Daniel Quinn, Ishmael

The Handmaid’s Tale is powerful and probing and well-done. I won’t say it’s profound- it isn’t, although the questions it raises are- but it’s very good at revealing human-ness and underlying issues. It makes you think, and pay attention.

It reminds me of Orwell’s 1984:

“Never again will you be capable of ordinary human feeling. Everything will be dead inside you. Never again will you be capable of love, or friendship, or joy of living, or laughter, or curiosity, or courage, or integrity. You will be hollow. We shall squeeze you empty and then we shall fill you with ourselves.”

but also V for Vendetta:

“Beneath this mask there is more than flesh. Beneath this mask there is an idea, Mr. Creedy, and ideas are bulletproof.”

It also brings to mind the very real stories of Nazi Germany, Soviet Russia, South Africa under Apartheid, and many others, some of which are still unfolding around us- including our own.

Our own story, the one we write, is the one we have the most say over. We should be paying more attention. Works of art like this bring culture to our attention, into a place where we can think and talk about it.

Art destroys silence. /Dmitri Shostakovich


From The Handmaid's Tale:
Not a dandelion in sight here, the lawns are picked clean. I long for one, just one, rubbishy and insolently random and hard to get rid of and perennially yellow as the sun. Cheerful and plebeian, shining for all alike. Rings, we would make from them, and crowns and necklaces, stains from the bitter milk on our fingers. (p. 275-6)

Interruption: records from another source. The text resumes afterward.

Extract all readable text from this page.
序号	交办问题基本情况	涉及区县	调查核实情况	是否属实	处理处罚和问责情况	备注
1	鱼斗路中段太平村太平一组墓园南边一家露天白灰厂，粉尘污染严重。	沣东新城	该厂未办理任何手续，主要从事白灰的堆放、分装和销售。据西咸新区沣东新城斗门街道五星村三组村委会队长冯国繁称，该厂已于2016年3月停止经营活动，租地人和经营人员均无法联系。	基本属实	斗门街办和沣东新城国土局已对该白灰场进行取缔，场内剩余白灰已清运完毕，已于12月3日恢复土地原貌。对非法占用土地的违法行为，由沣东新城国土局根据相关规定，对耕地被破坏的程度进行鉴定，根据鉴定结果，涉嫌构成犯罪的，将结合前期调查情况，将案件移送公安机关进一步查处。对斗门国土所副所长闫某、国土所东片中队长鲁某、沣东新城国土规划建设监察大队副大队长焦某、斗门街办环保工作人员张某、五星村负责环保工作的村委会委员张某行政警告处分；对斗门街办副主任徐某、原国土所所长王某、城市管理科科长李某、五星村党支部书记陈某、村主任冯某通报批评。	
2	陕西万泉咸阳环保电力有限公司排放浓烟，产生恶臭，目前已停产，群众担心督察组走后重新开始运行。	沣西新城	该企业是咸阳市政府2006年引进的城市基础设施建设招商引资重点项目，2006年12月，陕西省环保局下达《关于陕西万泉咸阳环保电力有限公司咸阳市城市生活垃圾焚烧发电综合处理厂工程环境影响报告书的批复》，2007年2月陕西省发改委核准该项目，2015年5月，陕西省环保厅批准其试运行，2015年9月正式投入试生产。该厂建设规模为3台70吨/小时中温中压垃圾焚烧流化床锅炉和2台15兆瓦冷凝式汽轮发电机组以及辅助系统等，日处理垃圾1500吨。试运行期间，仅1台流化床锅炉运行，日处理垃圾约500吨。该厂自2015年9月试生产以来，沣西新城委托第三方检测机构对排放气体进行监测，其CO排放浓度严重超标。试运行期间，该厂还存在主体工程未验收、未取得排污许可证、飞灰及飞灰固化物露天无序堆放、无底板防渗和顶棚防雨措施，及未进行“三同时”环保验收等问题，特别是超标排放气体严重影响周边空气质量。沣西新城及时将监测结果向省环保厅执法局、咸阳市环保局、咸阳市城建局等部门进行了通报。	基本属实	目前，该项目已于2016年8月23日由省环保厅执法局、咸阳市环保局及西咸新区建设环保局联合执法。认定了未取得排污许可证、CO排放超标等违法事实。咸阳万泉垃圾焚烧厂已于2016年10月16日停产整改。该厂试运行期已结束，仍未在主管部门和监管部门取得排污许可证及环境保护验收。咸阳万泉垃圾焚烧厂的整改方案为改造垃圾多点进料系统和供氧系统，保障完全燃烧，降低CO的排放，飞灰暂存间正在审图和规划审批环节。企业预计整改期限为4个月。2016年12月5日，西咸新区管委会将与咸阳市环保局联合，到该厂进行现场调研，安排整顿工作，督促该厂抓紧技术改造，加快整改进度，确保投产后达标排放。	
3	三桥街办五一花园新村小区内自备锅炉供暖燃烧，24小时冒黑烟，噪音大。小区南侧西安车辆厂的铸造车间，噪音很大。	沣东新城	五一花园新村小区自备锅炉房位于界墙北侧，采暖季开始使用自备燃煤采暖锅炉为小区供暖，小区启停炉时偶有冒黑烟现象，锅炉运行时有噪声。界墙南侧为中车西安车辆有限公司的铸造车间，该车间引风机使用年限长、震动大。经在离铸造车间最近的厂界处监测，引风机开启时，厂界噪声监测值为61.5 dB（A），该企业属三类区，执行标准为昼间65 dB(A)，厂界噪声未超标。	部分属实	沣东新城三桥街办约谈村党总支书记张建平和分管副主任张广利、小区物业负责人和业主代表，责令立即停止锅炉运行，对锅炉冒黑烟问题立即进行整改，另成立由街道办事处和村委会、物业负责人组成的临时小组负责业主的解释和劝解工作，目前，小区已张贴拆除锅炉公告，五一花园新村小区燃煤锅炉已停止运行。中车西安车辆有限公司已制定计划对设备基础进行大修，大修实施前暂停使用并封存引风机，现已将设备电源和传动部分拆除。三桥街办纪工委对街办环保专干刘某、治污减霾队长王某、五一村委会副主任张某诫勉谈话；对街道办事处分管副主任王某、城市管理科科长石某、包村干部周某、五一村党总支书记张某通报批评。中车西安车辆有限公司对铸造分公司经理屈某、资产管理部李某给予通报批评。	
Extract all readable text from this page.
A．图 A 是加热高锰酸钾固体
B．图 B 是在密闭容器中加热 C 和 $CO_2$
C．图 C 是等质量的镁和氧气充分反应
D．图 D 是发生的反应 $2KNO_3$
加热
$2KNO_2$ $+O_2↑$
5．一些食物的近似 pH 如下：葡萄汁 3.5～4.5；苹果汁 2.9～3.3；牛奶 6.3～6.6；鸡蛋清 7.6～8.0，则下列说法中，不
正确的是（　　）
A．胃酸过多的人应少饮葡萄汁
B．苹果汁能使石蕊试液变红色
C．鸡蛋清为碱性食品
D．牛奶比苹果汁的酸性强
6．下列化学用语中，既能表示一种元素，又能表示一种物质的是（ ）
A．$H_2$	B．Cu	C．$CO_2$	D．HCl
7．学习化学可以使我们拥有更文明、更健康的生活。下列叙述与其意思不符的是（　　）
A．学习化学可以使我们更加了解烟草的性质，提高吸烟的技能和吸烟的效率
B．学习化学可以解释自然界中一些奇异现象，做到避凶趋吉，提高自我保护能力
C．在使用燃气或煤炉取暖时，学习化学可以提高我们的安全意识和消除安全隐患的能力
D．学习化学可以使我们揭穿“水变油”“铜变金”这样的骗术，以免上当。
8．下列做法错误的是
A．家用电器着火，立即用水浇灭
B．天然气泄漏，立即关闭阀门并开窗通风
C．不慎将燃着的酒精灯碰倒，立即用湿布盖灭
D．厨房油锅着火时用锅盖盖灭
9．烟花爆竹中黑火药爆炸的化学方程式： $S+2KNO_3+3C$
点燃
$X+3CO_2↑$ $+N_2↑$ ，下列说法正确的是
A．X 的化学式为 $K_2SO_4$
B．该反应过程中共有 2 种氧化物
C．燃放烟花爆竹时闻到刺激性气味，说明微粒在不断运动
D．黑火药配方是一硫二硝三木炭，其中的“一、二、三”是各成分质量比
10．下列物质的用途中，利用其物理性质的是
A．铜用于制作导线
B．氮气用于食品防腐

I feel this way. I don’t have the particular problem of being denied access to dandelions, as I let them grow and they will always grow if you let them. But this description, this is why I love dandelions, too. They are my favorite flower. They are free and glorious and come complete with crowns and wishes, salad and tea.

Sometimes I look around the city and am overwhelmed with the wish for dandelions everywhere- bursting forth from cracks in the sidewalks, between concrete steps, along the sides of the roads where asphalt meets the curb. Forests of dandelions, knee-high, shoulder-high, rising up, sundering all.

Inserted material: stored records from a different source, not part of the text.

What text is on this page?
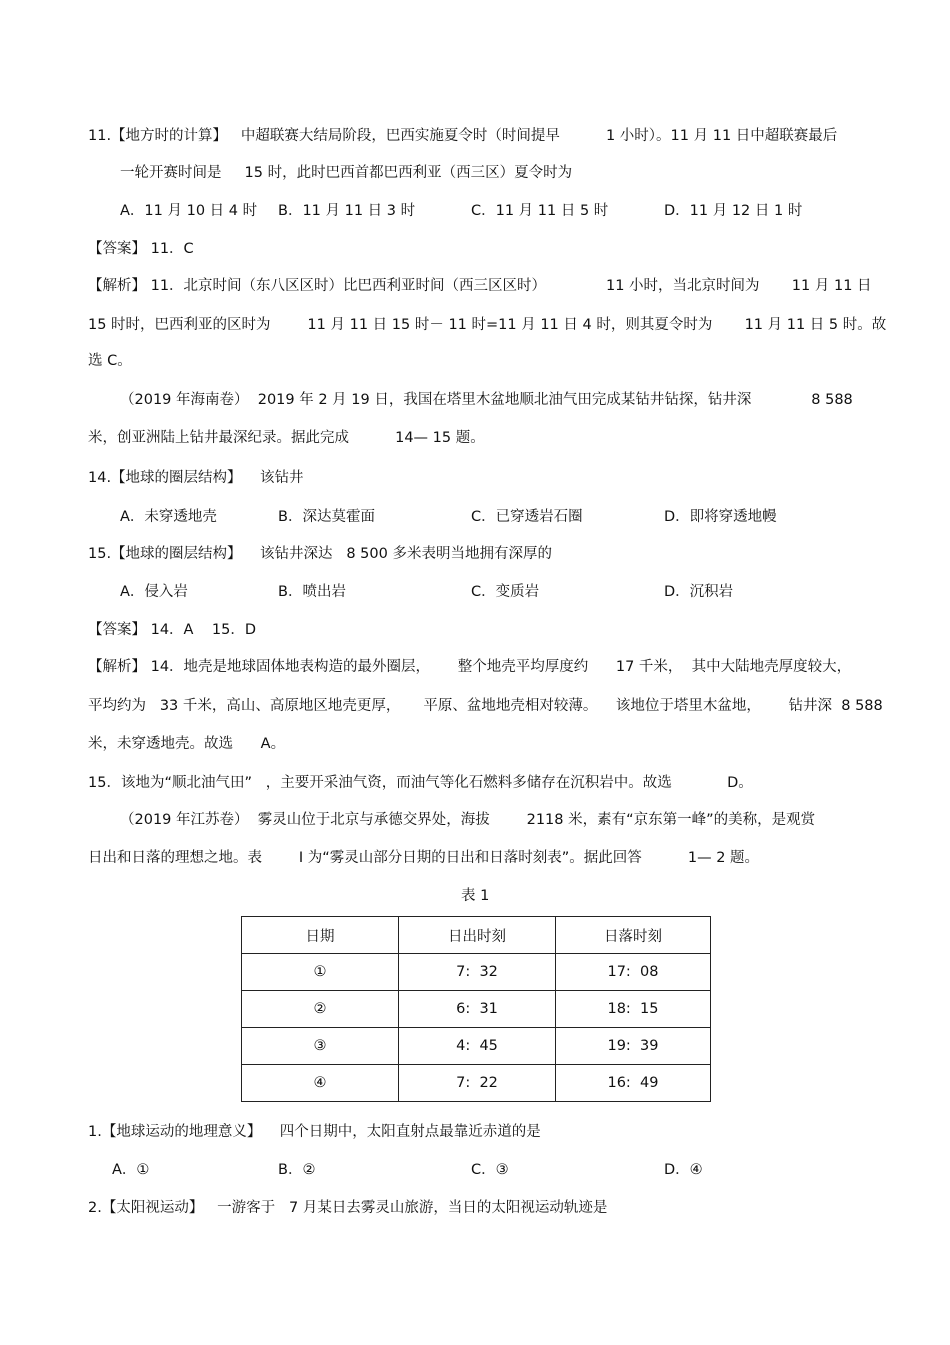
11.【地方时的计算】   中超联赛大结局阶段，巴西实施夏令时（时间提早          1 小时）。11 月 11 日中超联赛最后
一轮开赛时间是     15 时，此时巴西首都巴西利亚（西三区）夏令时为
A．11 月 10 日 4 时 B．11 月 11 日 3 时	C．11 月 11 日 5 时	D．11 月 12 日 1 时
【答案】 11．C
【解析】 11．北京时间（东八区区时）比巴西利亚时间（西三区区时）             11 小时，当北京时间为       11 月 11 日
15 时时，巴西利亚的区时为        11 月 11 日 15 时－ 11 时=11 月 11 日 4 时，则其夏令时为       11 月 11 日 5 时。故
选 C。
（2019 年海南卷）  2019 年 2 月 19 日，我国在塔里木盆地顺北油气田完成某钻井钻探，钻井深             8 588
米，创亚洲陆上钻井最深纪录。据此完成          14— 15 题。
14.【地球的圈层结构】    该钻井
A．未穿透地壳	B．深达莫霍面	C．已穿透岩石圈	D．即将穿透地幔
15.【地球的圈层结构】    该钻井深达   8 500 多米表明当地拥有深厚的
A．侵入岩	B．喷出岩	C．变质岩	D．沉积岩
【答案】 14．A    15．D
【解析】 14．地壳是地球固体地表构造的最外圈层，      整个地壳平均厚度约      17 千米，  其中大陆地壳厚度较大，
平均约为   33 千米，高山、高原地区地壳更厚，     平原、盆地地壳相对较薄。    该地位于塔里木盆地，      钻井深  8 588
米，未穿透地壳。故选      A。
15．该地为“顺北油气田”   ，主要开采油气资，而油气等化石燃料多储存在沉积岩中。故选            D。
（2019 年江苏卷）  雾灵山位于北京与承德交界处，海拔        2118 米，素有“京东第一峰”的美称，是观赏
日出和日落的理想之地。表        I 为“雾灵山部分日期的日出和日落时刻表”。据此回答          1— 2 题。
表 1
日期	日出时刻	日落时刻
①	7:  32	17:  08
②	6:  31	18:  15
③	4:  45	19:  39
④	7:  22	16:  49
1.【地球运动的地理意义】    四个日期中，太阳直射点最靠近赤道的是
A．①	B．②	C．③	D．④
2.【太阳视运动】   一游客于   7 月某日去雾灵山旅游，当日的太阳视运动轨迹是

Sandburg wrote, “I am the grass, let me work.” The grass will bury the dead, subsume the ghosts, restore innocence to the world.

I respect the grass. (I grok grass.) But I think something wilder is needed this time around. Something that we won’t simply tame and use to our advantage, so as to feel even more like gods- something that, instead, will untame us. Slip us out of culture and dogma and back into childhood and possibility and the joy of just being human. I think we need dandelions.